Technical performance enhancements:

  • Implemented image formats with lazy loading for product galleries
  • Created a mobile-first responsive design
  • Made sure the server loaded for less than 500ms and optimized the majority of product pages for optimal performance (Crucial in 2025)
  • Added Product, Breadcrumbs and Organization schema markups to trigger the correct signals in the algorithm and hopefully have rich results on the SERPs
  • Implement a wide range of tactics to improve internal linking as discovery tends to be a big problem when it comes to e-commerce SEO

These technical foundations proved crucial, as we were able to rank a wide variety of product pages for long-tail keywords.

This would’ve been impossible without a proper technical optimization.

With technical fundamentals in place, we switched our focus to an On-page SEO.

On-Page SEO

Another important SEO strategy in E-commerce is turning categories into “hubs for authority”.

This allows you to compete for more general keywords with higher search volumes while also creating a silo structure that allows internal linking to flow to product pages, which you then rank for long-tail keywords.

Sounds simple, right?

The image shows what an optimal structure for e-commerce shops looks like:

https://www.autify.co.uk/wp-content/uploads/2024/02/Example-of-an-ecommerce-hierarchical-structure-that-is-no-more-than-3-levels-deep-.webp

Deep Categories

  • Implemented a silo structure with logical categorization (living room → sofas → corner sofas)
  • Aligned category names with searches
  • Included internal links from informational content to relevant categories
  • Build a user-facing sitemap with internal links to every single category page on the website. (It feels like a cheat code)

Flat Product pages

  • Created unique, detailed product descriptions, doing our best to avoid manufacturer boilerplate pages.
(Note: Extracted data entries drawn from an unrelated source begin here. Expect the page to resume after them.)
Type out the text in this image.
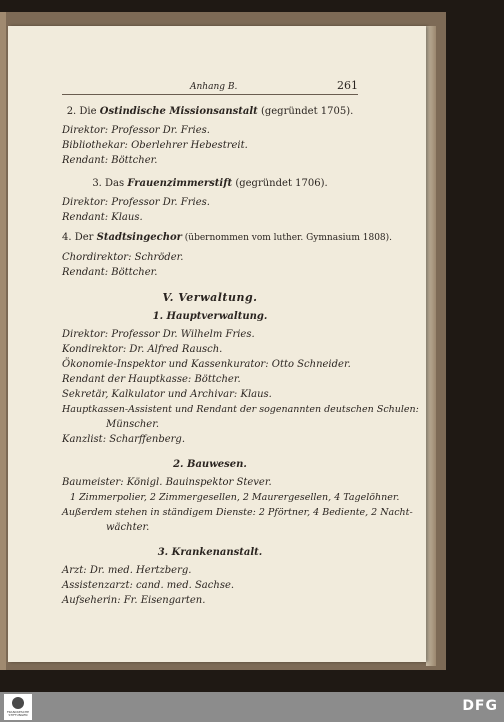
Anhang B.	261
2. Die Ostindische Missionsanstalt (gegründet 1705).
Direktor: Professor Dr. Fries.
Bibliothekar: Oberlehrer Hebestreit.
Rendant: Böttcher.
3. Das Frauenzimmerstift (gegründet 1706).
Direktor: Professor Dr. Fries.
Rendant: Klaus.
4. Der Stadtsingechor (übernommen vom luther. Gymnasium 1808).
Chordirektor: Schröder.
Rendant: Böttcher.
V. Verwaltung.
1. Hauptverwaltung.
Direktor: Professor Dr. Wilhelm Fries.
Kondirektor: Dr. Alfred Rausch.
Ökonomie-Inspektor und Kassenkurator: Otto Schneider.
Rendant der Hauptkasse: Böttcher.
Sekretär, Kalkulator und Archivar: Klaus.
Hauptkassen-Assistent und Rendant der sogenannten deutschen Schulen:
Münscher.
Kanzlist: Scharffenberg.
2. Bauwesen.
Baumeister: Königl. Bauinspektor Stever.
1 Zimmerpolier, 2 Zimmergesellen, 2 Maurergesellen, 4 Tagelöhner.
Außerdem stehen in ständigem Dienste: 2 Pförtner, 4 Bediente, 2 Nacht-
wächter.
3. Krankenanstalt.
Arzt: Dr. med. Hertzberg.
Assistenzarzt: cand. med. Sachse.
Aufseherin: Fr. Eisengarten.
FRANCKESCHE STIFTUNGEN
DFG
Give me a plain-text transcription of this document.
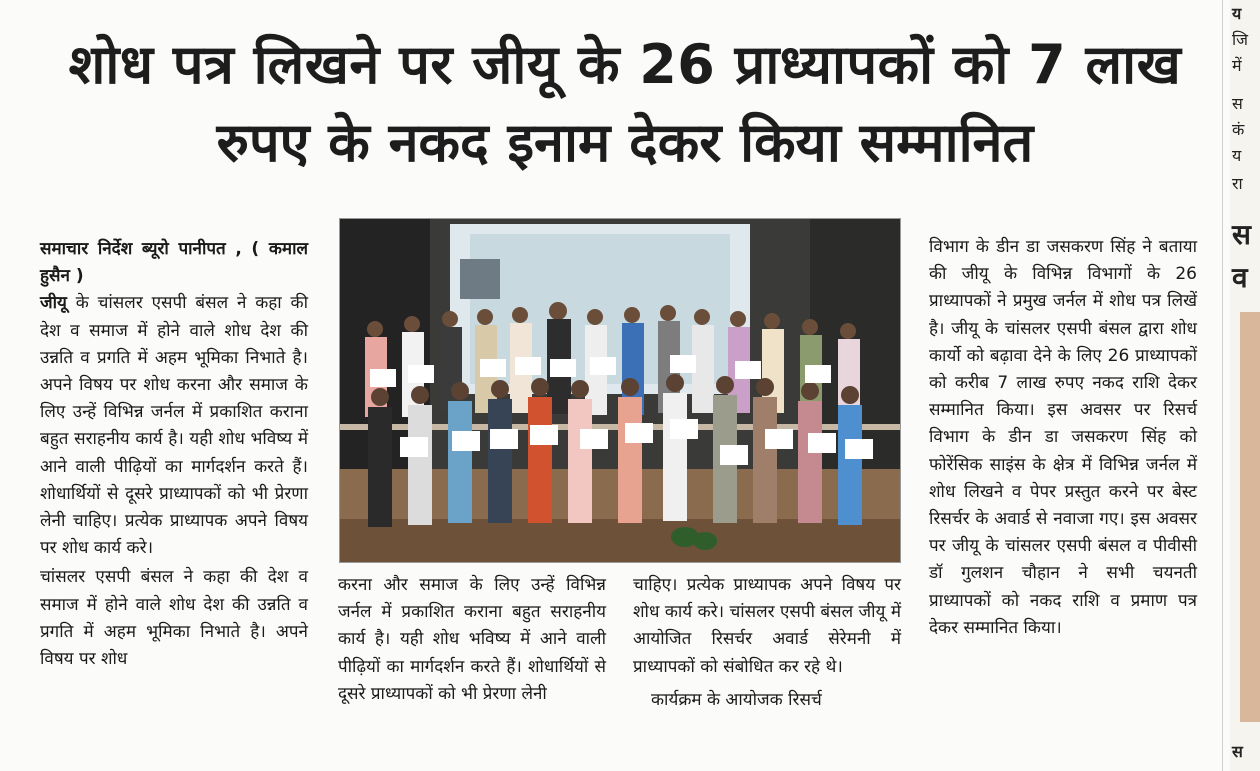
शोध पत्र लिखने पर जीयू के 26 प्राध्यापकों को 7 लाख
रुपए के नकद इनाम देकर किया सम्मानित

समाचार निर्देश ब्यूरो पानीपत , ( कमाल हुसैन )

जीयू के चांसलर एसपी बंसल ने कहा की देश व समाज में होने वाले शोध देश की उन्नति व प्रगति में अहम भूमिका निभाते है। अपने विषय पर शोध करना और समाज के लिए उन्हें विभिन्न जर्नल में प्रकाशित कराना बहुत सराहनीय कार्य है। यही शोध भविष्य में आने वाली पीढ़ियों का मार्गदर्शन करते हैं। शोधार्थियों से दूसरे प्राध्यापकों को भी प्रेरणा लेनी चाहिए। प्रत्येक प्राध्यापक अपने विषय पर शोध कार्य करे।

चांसलर एसपी बंसल ने कहा की देश व समाज में होने वाले शोध देश की उन्नति व प्रगति में अहम भूमिका निभाते है। अपने विषय पर शोध

करना और समाज के लिए उन्हें विभिन्न जर्नल में प्रकाशित कराना बहुत सराहनीय कार्य है। यही शोध भविष्य में आने वाली पीढ़ियों का मार्गदर्शन करते हैं। शोधार्थियों से दूसरे प्राध्यापकों को भी प्रेरणा लेनी

चाहिए। प्रत्येक प्राध्यापक अपने विषय पर शोध कार्य करे। चांसलर एसपी बंसल जीयू में आयोजित रिसर्चर अवार्ड सेरेमनी में प्राध्यापकों को संबोधित कर रहे थे।

कार्यक्रम के आयोजक रिसर्च

विभाग के डीन डा जसकरण सिंह ने बताया की जीयू के विभिन्न विभागों के 26 प्राध्यापकों ने प्रमुख जर्नल में शोध पत्र लिखें है। जीयू के चांसलर एसपी बंसल द्वारा शोध कार्यो को बढ़ावा देने के लिए 26 प्राध्यापकों को करीब 7 लाख रुपए नकद राशि देकर सम्मानित किया। इस अवसर पर रिसर्च विभाग के डीन डा जसकरण सिंह को फोरेंसिक साइंस के क्षेत्र में विभिन्न जर्नल में शोध लिखने व पेपर प्रस्तुत करने पर बेस्ट रिसर्चर के अवार्ड से नवाजा गए। इस अवसर पर जीयू के चांसलर एसपी बंसल व पीवीसी डॉ गुलशन चौहान ने सभी चयनती प्राध्यापकों को नकद राशि व प्रमाण पत्र देकर सम्मानित किया।

य
जि
में
स
कं
य
रा
स
व
स
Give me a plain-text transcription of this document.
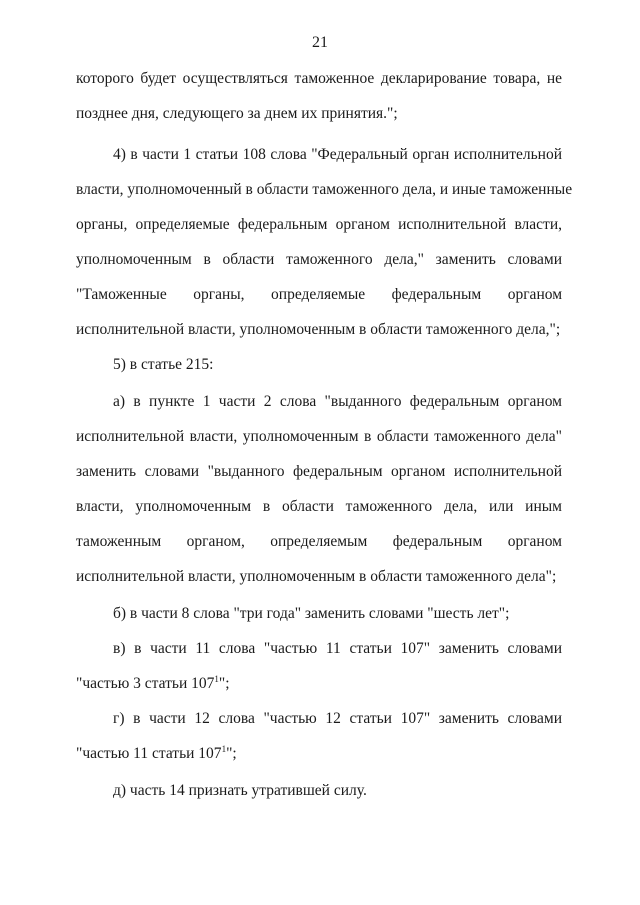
21
которого будет осуществляться таможенное декларирование товара, не
позднее дня, следующего за днем их принятия.";
4) в части 1 статьи 108 слова "Федеральный орган исполнительной
власти, уполномоченный в области таможенного дела, и иные таможенные
органы, определяемые федеральным органом исполнительной власти,
уполномоченным в области таможенного дела," заменить словами
"Таможенные органы, определяемые федеральным органом
исполнительной власти, уполномоченным в области таможенного дела,";
5) в статье 215:
а) в пункте 1 части 2 слова "выданного федеральным органом
исполнительной власти, уполномоченным в области таможенного дела"
заменить словами "выданного федеральным органом исполнительной
власти, уполномоченным в области таможенного дела, или иным
таможенным органом, определяемым федеральным органом
исполнительной власти, уполномоченным в области таможенного дела";
б) в части 8 слова "три года" заменить словами "шесть лет";
в) в части 11 слова "частью 11 статьи 107" заменить словами
"частью 3 статьи $107^1$";
г) в части 12 слова "частью 12 статьи 107" заменить словами
"частью 11 статьи $107^1$";
д) часть 14 признать утратившей силу.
Google rewards uniqueness.
  • Listed comprehensive specifications including all dimensions, materials, and warranty information. This is important!
  • Incorporated detailed delivery information specific to major Bulgarian cities
  • Implemented a structured FAQ section addressing common buyer concerns
  • Build a proper hierarchical heading structure and ensure titles, meta descriptions, and images are optimized for SEO. This takes effort,t but it makes a genuine difference

This “deep categories, flat products” approach allowed us to:

  1. Concentrate link equity on category pages that target competitive keywords
  2. Allow that authority to flow down to product pages through strategic internal linking (silos)
  3. Optimize product pages to rank for long-tail, high-conversion keywords

We didn’t do any link-building or content marketing. We added the website to a few directories, but that was about it.

The website naturally attracted some decent links, and that has been more than enough at the moment.
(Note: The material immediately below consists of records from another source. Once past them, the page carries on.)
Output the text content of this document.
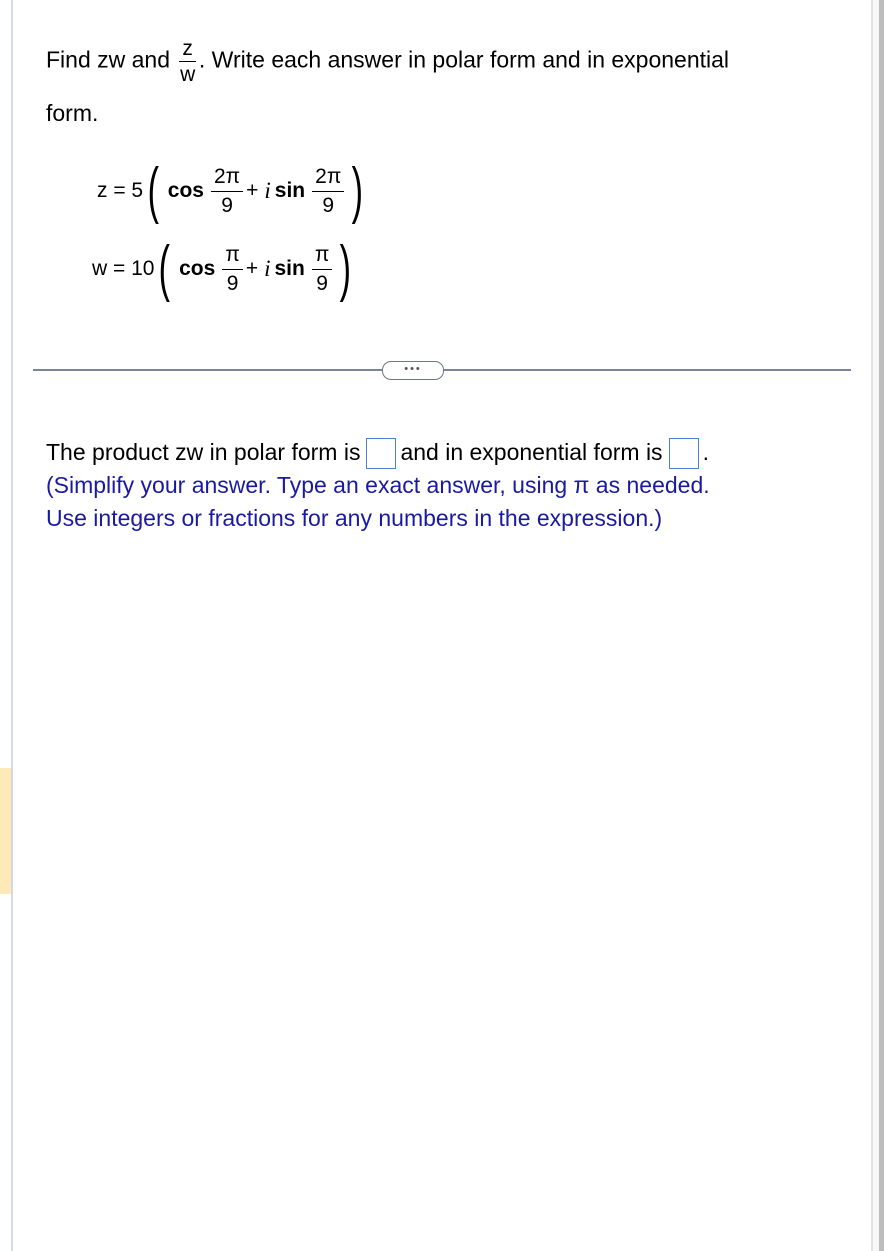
Find zw and $\frac{z}{w}$ . Write each answer in polar form and in exponential
form.
z = 5 ( $\cos \frac{2\pi}{9} + i$ $\sin \frac{2\pi}{9}$ )
w = 10 ( $\cos \frac{\pi}{9} + i$ $\sin \frac{\pi}{9}$ )
•••
The product zw in polar form is and in exponential form is .
(Simplify your answer. Type an exact answer, using π as needed.
Use integers or fractions for any numbers in the expression.)
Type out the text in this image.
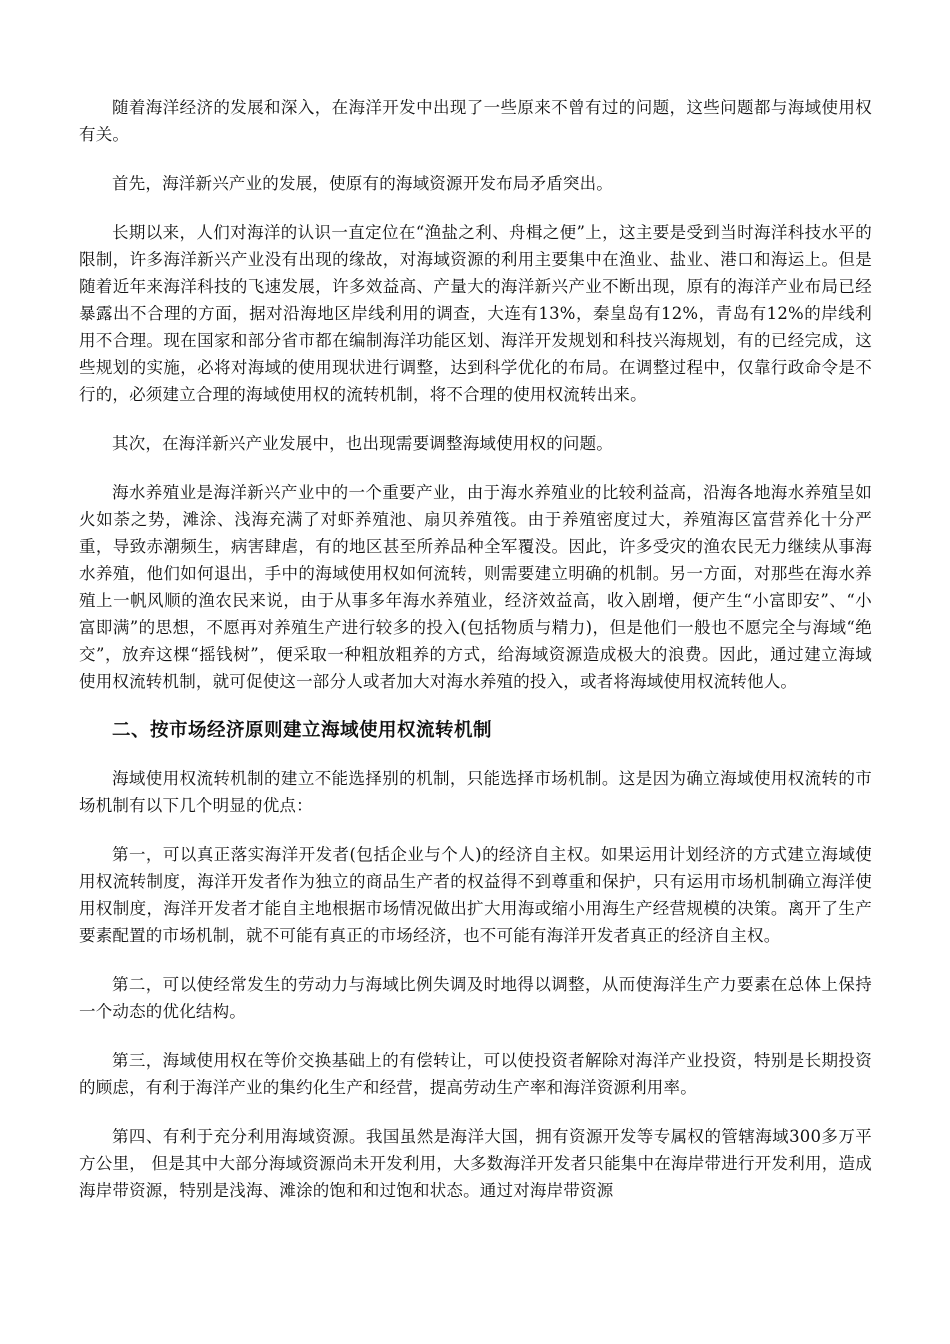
随着海洋经济的发展和深入，在海洋开发中出现了一些原来不曾有过的问题，这些问题都与海域使用权有关。

首先，海洋新兴产业的发展，使原有的海域资源开发布局矛盾突出。

长期以来，人们对海洋的认识一直定位在“渔盐之利、舟楫之便”上，这主要是受到当时海洋科技水平的限制，许多海洋新兴产业没有出现的缘故，对海域资源的利用主要集中在渔业、盐业、港口和海运上。但是随着近年来海洋科技的飞速发展，许多效益高、产量大的海洋新兴产业不断出现，原有的海洋产业布局已经暴露出不合理的方面，据对沿海地区岸线利用的调查，大连有13%，秦皇岛有12%，青岛有12%的岸线利用不合理。现在国家和部分省市都在编制海洋功能区划、海洋开发规划和科技兴海规划，有的已经完成，这些规划的实施，必将对海域的使用现状进行调整，达到科学优化的布局。在调整过程中，仅靠行政命令是不行的，必须建立合理的海域使用权的流转机制，将不合理的使用权流转出来。

其次，在海洋新兴产业发展中，也出现需要调整海域使用权的问题。

海水养殖业是海洋新兴产业中的一个重要产业，由于海水养殖业的比较利益高，沿海各地海水养殖呈如火如荼之势，滩涂、浅海充满了对虾养殖池、扇贝养殖筏。由于养殖密度过大，养殖海区富营养化十分严重，导致赤潮频生，病害肆虐，有的地区甚至所养品种全军覆没。因此，许多受灾的渔农民无力继续从事海水养殖，他们如何退出，手中的海域使用权如何流转，则需要建立明确的机制。另一方面，对那些在海水养殖上一帆风顺的渔农民来说，由于从事多年海水养殖业，经济效益高，收入剧增，便产生“小富即安”、“小富即满”的思想，不愿再对养殖生产进行较多的投入(包括物质与精力)，但是他们一般也不愿完全与海域“绝交”，放弃这棵“摇钱树”，便采取一种粗放粗养的方式，给海域资源造成极大的浪费。因此，通过建立海域使用权流转机制，就可促使这一部分人或者加大对海水养殖的投入，或者将海域使用权流转他人。

二、按市场经济原则建立海域使用权流转机制

海域使用权流转机制的建立不能选择别的机制，只能选择市场机制。这是因为确立海域使用权流转的市场机制有以下几个明显的优点：

第一，可以真正落实海洋开发者(包括企业与个人)的经济自主权。如果运用计划经济的方式建立海域使用权流转制度，海洋开发者作为独立的商品生产者的权益得不到尊重和保护，只有运用市场机制确立海洋使用权制度，海洋开发者才能自主地根据市场情况做出扩大用海或缩小用海生产经营规模的决策。离开了生产要素配置的市场机制，就不可能有真正的市场经济，也不可能有海洋开发者真正的经济自主权。

第二，可以使经常发生的劳动力与海域比例失调及时地得以调整，从而使海洋生产力要素在总体上保持一个动态的优化结构。

第三，海域使用权在等价交换基础上的有偿转让，可以使投资者解除对海洋产业投资，特别是长期投资的顾虑，有利于海洋产业的集约化生产和经营，提高劳动生产率和海洋资源利用率。

第四、有利于充分利用海域资源。我国虽然是海洋大国，拥有资源开发等专属权的管辖海域300多万平方公里， 但是其中大部分海域资源尚未开发利用，大多数海洋开发者只能集中在海岸带进行开发利用，造成海岸带资源，特别是浅海、滩涂的饱和和过饱和状态。通过对海岸带资源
When it comes to content, it’s a similar story. We wrote a few blog posts that got no traction, and we chose to allocate the budget to areas where it made more sense for the business.
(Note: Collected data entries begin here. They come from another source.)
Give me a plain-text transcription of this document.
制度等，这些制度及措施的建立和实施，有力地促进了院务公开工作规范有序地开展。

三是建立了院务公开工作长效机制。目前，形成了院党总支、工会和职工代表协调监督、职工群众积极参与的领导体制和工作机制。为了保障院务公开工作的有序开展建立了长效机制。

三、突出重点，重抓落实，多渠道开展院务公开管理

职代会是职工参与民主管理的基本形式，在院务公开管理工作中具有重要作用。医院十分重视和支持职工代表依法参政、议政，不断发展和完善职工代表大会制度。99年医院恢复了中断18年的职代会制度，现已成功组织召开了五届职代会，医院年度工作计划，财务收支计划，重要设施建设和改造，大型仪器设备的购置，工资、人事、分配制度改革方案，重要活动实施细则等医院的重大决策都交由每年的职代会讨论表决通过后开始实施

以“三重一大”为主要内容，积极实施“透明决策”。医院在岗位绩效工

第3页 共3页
Continuous Optimization and Maintenance

Once the core work was done, we focused on maintenance and improving whatever we could with the budget we had at hand.

Results

Our approach delivered consistent growth over a period of close to 3 years:

  • Traffic growth: From 0 to 5,000 monthly organic clicks
  • SEO-Attributable Revenue: 140,000 leva = 70,000 EUR (300K total revenue)
  • Keywords expansion: From ranking for 0 keywords to over 2,000 keywords

The main thing I learned from this project is that, even with a limited budget, there are still plenty of opportunities in SEO. Covering the basics gives you a fighting chance.